Así me tiré casi seis meses, observando cada sábado aquel paraíso con dos Evas, levantándome a las cinco de la mañana para poder deleitarme; hasta que ocurrió algo que nunca imaginé. Cogí el ascensor un martes, serían las seis de la tarde y llegaba de comprar detergente para la ropa, ¡joder, qué triste ahora que lo pienso! La puerta del ascensor, viejo y anticuado, estaba apunto de cerrarse cuando entré de milagro. Por inercia mire al suelo y coloqué la bolsa, pero mi mirada no estaba preparado para aquello.
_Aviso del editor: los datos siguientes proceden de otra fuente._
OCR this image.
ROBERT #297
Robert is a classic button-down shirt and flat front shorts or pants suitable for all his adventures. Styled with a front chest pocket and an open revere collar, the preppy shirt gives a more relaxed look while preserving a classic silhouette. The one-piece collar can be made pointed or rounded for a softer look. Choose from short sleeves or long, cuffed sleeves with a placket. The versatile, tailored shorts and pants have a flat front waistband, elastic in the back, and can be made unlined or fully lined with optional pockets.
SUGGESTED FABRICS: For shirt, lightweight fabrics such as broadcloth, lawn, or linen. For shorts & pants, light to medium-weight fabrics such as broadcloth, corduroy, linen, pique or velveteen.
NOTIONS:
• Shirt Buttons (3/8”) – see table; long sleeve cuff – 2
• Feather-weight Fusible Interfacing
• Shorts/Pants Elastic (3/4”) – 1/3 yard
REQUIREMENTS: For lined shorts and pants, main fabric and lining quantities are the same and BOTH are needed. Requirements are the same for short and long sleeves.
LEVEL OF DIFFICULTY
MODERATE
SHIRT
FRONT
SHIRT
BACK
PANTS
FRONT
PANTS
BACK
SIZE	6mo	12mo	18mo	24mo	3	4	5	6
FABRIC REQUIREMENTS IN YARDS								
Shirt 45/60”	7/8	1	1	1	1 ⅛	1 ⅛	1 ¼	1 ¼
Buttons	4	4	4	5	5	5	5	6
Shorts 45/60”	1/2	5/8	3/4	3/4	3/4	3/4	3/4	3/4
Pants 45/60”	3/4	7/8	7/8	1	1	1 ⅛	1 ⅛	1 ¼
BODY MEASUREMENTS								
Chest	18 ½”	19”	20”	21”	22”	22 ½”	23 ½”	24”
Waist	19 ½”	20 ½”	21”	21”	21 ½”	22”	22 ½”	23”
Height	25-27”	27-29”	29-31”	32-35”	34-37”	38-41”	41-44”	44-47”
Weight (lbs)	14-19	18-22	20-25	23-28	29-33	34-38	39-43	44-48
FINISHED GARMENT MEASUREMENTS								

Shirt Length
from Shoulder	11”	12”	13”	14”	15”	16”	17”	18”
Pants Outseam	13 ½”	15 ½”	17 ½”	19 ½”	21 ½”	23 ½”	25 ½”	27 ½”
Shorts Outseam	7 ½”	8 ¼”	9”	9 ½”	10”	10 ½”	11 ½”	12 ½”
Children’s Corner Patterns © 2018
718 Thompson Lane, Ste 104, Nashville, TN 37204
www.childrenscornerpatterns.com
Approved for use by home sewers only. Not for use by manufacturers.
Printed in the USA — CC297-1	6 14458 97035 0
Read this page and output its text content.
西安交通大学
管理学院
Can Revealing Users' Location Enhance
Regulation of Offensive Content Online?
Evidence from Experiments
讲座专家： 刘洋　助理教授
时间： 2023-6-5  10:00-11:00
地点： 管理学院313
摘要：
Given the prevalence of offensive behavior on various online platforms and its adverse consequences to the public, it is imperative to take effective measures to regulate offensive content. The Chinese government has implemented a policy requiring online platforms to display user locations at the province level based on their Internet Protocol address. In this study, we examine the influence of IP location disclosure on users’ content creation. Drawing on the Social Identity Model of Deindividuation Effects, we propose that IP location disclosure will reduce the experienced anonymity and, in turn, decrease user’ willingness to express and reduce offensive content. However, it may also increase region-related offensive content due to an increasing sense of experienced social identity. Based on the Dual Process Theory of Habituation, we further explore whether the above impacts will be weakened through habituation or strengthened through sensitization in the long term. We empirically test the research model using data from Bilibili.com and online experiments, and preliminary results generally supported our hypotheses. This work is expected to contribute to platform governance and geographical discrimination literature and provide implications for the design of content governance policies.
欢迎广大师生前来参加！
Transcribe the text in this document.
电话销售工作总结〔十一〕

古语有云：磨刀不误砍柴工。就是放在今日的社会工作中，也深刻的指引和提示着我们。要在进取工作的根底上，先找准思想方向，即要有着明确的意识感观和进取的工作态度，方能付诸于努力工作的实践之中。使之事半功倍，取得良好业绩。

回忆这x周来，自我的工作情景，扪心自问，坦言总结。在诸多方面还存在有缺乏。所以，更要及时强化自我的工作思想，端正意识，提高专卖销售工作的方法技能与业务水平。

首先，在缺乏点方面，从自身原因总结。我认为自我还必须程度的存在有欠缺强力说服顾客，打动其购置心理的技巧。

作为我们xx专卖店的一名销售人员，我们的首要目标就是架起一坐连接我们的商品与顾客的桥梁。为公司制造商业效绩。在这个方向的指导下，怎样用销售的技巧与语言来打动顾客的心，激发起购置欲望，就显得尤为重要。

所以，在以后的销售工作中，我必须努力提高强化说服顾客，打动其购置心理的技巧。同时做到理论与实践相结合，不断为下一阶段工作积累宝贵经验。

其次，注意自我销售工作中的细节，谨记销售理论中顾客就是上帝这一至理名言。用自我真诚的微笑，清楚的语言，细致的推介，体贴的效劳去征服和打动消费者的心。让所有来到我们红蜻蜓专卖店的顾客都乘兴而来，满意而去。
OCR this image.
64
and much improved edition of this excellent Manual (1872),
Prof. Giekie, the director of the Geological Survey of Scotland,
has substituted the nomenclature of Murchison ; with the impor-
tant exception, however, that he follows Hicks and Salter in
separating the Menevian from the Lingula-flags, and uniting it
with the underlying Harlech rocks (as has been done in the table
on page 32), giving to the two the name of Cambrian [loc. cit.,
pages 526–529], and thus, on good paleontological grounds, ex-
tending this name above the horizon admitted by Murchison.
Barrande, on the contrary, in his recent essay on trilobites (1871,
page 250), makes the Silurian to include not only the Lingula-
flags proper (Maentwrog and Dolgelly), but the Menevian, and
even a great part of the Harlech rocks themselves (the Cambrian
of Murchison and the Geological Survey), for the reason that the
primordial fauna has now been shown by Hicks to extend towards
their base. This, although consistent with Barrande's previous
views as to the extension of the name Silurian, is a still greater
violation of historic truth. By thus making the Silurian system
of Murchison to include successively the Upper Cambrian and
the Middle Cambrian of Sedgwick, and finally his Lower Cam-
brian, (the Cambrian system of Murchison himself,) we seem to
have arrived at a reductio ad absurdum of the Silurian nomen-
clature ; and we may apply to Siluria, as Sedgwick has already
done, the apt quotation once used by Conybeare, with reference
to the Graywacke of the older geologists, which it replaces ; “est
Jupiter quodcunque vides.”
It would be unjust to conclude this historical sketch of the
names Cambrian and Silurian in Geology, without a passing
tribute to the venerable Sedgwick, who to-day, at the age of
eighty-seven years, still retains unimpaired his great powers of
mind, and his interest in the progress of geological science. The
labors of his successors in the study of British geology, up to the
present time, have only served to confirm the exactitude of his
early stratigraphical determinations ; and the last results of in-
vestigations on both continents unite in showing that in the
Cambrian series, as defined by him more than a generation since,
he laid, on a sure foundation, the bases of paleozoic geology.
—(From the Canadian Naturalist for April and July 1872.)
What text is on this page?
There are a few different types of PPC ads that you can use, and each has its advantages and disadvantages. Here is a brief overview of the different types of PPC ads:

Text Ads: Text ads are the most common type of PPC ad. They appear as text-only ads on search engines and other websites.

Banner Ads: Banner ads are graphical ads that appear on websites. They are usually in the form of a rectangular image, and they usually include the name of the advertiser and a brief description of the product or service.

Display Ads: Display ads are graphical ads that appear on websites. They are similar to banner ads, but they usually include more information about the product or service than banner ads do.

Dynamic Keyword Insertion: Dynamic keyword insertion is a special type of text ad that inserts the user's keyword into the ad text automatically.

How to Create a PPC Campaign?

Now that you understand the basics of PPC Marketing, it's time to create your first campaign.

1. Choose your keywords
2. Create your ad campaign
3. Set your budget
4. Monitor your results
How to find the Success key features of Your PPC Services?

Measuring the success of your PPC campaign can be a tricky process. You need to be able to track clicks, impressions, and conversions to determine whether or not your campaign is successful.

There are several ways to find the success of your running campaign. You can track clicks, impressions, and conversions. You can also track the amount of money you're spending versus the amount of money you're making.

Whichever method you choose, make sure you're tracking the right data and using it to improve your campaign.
Ahí estaba, la chica rubia de mirada angelical y tan delgada como una astilla me miraba. Un hola, casi suspiro, salió de mi boca. Ella sonrió y se tocó sus rizos. Por mi mente pasaban todas esas imágenes, ella gimiendo, ella agarrando la nalga de su amiguita mientras que se daban placer. La erección era casi inminente, pero algo me bloqueó. Sus manos se deslizaron por mi cuello, suaves, casi sumisas. Acerco sus labios a mi boca y recorrió con su dulce lengua mis labios. No pude evitar atraerla hacia mí, me palpitaba todo el cuerpo. Nos besamos, como aquellos que llevan años sin hacerlo, cuando ella hacía tres días estaba en aquella cama. Llegamos a nuestra planta, abrió la puerta y me miró. Estaba descuadrado y entonces, solo entonces, y con un acento ruso muy dulce me soltó:
-          Esto es por todos los sábados que haces de espectador, te lo mereces.

Me regaló una sonrisa tremenda y allí me quede.  Ahora todos los sábados abren bien las ventanas, como sus piernas, al parecer una representación sin espectadores no tiene gracia.